Analytical error propagation

Another method that is implemented in the ipcc package is analytical error propgation. The keyword analytical can be used in this case. The implementation is done using the uncertainties Python package. Thus all results are of type ufloat.

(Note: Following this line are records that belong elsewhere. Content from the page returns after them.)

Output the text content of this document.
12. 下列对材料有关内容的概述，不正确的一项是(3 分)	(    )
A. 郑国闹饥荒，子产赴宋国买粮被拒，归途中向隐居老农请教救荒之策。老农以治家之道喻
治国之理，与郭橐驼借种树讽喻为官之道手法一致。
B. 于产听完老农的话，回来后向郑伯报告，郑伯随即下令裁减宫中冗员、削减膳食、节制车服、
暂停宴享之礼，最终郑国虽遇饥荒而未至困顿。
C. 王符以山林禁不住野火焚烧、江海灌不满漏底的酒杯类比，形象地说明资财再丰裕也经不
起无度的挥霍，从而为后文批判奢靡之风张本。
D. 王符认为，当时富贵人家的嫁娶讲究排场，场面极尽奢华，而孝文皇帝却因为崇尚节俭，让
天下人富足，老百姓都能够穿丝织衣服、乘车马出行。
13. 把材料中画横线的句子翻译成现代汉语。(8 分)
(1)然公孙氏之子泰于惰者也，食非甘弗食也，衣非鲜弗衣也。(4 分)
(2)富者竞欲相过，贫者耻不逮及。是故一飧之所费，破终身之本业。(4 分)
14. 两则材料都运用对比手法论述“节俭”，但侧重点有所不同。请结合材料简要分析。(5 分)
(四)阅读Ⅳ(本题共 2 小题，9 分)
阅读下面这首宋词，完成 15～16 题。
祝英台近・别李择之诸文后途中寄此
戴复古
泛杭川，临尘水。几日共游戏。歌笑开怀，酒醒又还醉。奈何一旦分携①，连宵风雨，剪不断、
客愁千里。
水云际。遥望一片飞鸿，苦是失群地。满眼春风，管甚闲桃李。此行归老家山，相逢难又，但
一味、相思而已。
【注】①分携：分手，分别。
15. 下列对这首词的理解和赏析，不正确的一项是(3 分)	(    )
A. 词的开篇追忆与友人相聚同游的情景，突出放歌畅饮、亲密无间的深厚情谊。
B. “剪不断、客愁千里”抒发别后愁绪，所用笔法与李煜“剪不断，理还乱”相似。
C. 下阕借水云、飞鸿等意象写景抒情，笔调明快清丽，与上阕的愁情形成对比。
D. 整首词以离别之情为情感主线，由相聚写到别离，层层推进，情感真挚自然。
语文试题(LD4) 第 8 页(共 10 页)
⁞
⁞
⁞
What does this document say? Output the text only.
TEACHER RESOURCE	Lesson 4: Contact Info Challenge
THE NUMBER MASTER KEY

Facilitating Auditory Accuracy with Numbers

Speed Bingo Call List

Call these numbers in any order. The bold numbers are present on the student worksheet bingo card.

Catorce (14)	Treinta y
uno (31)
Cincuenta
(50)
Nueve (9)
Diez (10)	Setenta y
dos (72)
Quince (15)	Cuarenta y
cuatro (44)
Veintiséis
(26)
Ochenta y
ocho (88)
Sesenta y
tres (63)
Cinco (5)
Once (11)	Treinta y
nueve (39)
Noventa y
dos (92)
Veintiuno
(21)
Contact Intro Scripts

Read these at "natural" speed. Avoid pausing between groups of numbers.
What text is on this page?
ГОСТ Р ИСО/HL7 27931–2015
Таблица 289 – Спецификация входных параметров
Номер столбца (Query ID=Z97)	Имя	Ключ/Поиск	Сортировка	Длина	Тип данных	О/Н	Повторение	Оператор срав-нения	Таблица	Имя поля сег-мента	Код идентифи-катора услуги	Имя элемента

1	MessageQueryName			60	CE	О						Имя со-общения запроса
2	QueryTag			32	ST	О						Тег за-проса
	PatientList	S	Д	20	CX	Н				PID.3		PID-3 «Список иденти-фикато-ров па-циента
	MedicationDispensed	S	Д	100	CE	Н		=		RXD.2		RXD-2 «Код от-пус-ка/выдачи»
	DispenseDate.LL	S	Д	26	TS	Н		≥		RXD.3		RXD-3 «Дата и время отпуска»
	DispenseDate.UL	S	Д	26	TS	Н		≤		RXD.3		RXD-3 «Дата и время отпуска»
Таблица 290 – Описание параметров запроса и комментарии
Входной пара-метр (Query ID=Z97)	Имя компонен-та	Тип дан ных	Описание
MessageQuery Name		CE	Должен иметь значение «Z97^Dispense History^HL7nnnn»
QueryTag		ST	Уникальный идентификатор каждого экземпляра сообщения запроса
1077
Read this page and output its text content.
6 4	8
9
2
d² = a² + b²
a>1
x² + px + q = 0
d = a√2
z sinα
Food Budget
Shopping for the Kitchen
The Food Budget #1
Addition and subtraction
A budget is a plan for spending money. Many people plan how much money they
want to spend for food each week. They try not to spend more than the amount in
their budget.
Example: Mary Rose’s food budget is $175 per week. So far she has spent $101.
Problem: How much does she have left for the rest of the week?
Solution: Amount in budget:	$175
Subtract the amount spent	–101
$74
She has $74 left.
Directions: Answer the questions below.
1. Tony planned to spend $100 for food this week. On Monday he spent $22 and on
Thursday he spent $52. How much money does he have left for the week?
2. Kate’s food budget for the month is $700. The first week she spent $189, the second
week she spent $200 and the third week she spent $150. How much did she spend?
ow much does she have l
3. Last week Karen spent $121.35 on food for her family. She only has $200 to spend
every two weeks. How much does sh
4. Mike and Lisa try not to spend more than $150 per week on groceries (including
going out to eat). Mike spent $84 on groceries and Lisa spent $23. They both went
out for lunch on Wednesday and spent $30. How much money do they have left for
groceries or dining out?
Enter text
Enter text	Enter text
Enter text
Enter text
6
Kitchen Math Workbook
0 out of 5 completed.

final_step = my_ipcc.waste.incineration.sequence.tier1_co2(year=2010, region="DE", wastetype= "msw_paper", incintype= "inc_unspecified", uncertainty="analytical").co2_emissions
final_step
2023-12-19 15:35:43,008 - INFO - Incineration sequence started --->
/Users/TN76JP/Documents/coderefinery/ipcc/ipcc/src/ipcc/_sequence.py:87: FutureWarning: Series.__getitem__ treating keys as positions is deprecated. In a future version, integer keys will always be treated as labels (consistent with DataFrame behavior). To access a value by position, use `ser.iloc[pos]`
  new_c = conc_df.loc[c][j]
2023-12-19 15:35:43,010 - INFO - 'Coordinates (2010, 'DE')' has been replaced by '[2006, 'Western Europe']' during reading parameter table 'msw_gen_rate'
2023-12-19 15:35:43,011 - INFO - 'Coordinates (2010, 'DE')' has been replaced by '[2006, 'Western Europe']' during reading parameter table 'msw_frac_to_incin'
2023-12-19 15:35:43,013 - INFO - 'Coordinates (2010, 'DE', 'msw_paper')' has been replaced by '[2006, 'DE', 'msw_paper']' during reading parameter table 'msw_type_frac'
2023-12-19 15:35:43,015 - INFO - 'Coordinates (2010, 'DE', 'inc_unspecified')' has been replaced by '[2006, 'World', 'inc_unspecified']' during reading parameter table 'incintype_frac'
2023-12-19 15:35:43,017 - INFO - 'Coordinates (2010, 'DE', 'msw_paper')' has been replaced by '[2006, 'World', 'msw_paper']' during reading parameter table 'dm'
2023-12-19 15:35:43,019 - INFO - 'Coordinates (2010, 'DE', 'msw_paper')' has been replaced by '[2006, 'World', 'msw_paper']' during reading parameter table 'cf'
2023-12-19 15:35:43,020 - INFO - 'Coordinates ('DE', 'msw_paper', 'inc_unspecified')' has been replaced by '['World', 'msw_paper', 'inc_unspecified']' during reading parameter table 'fcf'
2023-12-19 15:35:43,020 - INFO - 'Coordinates ('DE', 'msw_paper', 'inc_unspecified')' has been replaced by '['World', 'msw_paper', 'inc_unspecified']' during reading parameter table 'of'
2023-12-19 15:35:43,021 - INFO - ---> Incineration sequence finalized.
Step(position=12, year=2010, unit='Gg/year', value=88.4667825477414+/-52.63985799388056, type='elementary')

Plot the results

import scipy.stats as stats

mu = final_step.value.n
sigma = final_step.value.std_dev
x = np.linspace(mu - 3*sigma, mu + 3*sigma, 100)
plt.plot(x, stats.norm.pdf(x, mu, sigma))
[<matplotlib.lines.Line2D at 0x289602620>]
../_images/8fbe53a3f18b64513800f48b88f24be22942564e1ee0ff1c442b0da8449862e4.png

What can we learn?

In this example, the values can be negative when using analytical error propagation. This is due to the high uncertainties in the data, using the tier 1 approach. However, it does not make sense to have negative CO2 emissions! Thus, Monte Carlo simulation should be used rather than analytical error propagation which is suitable for lower uncertainties.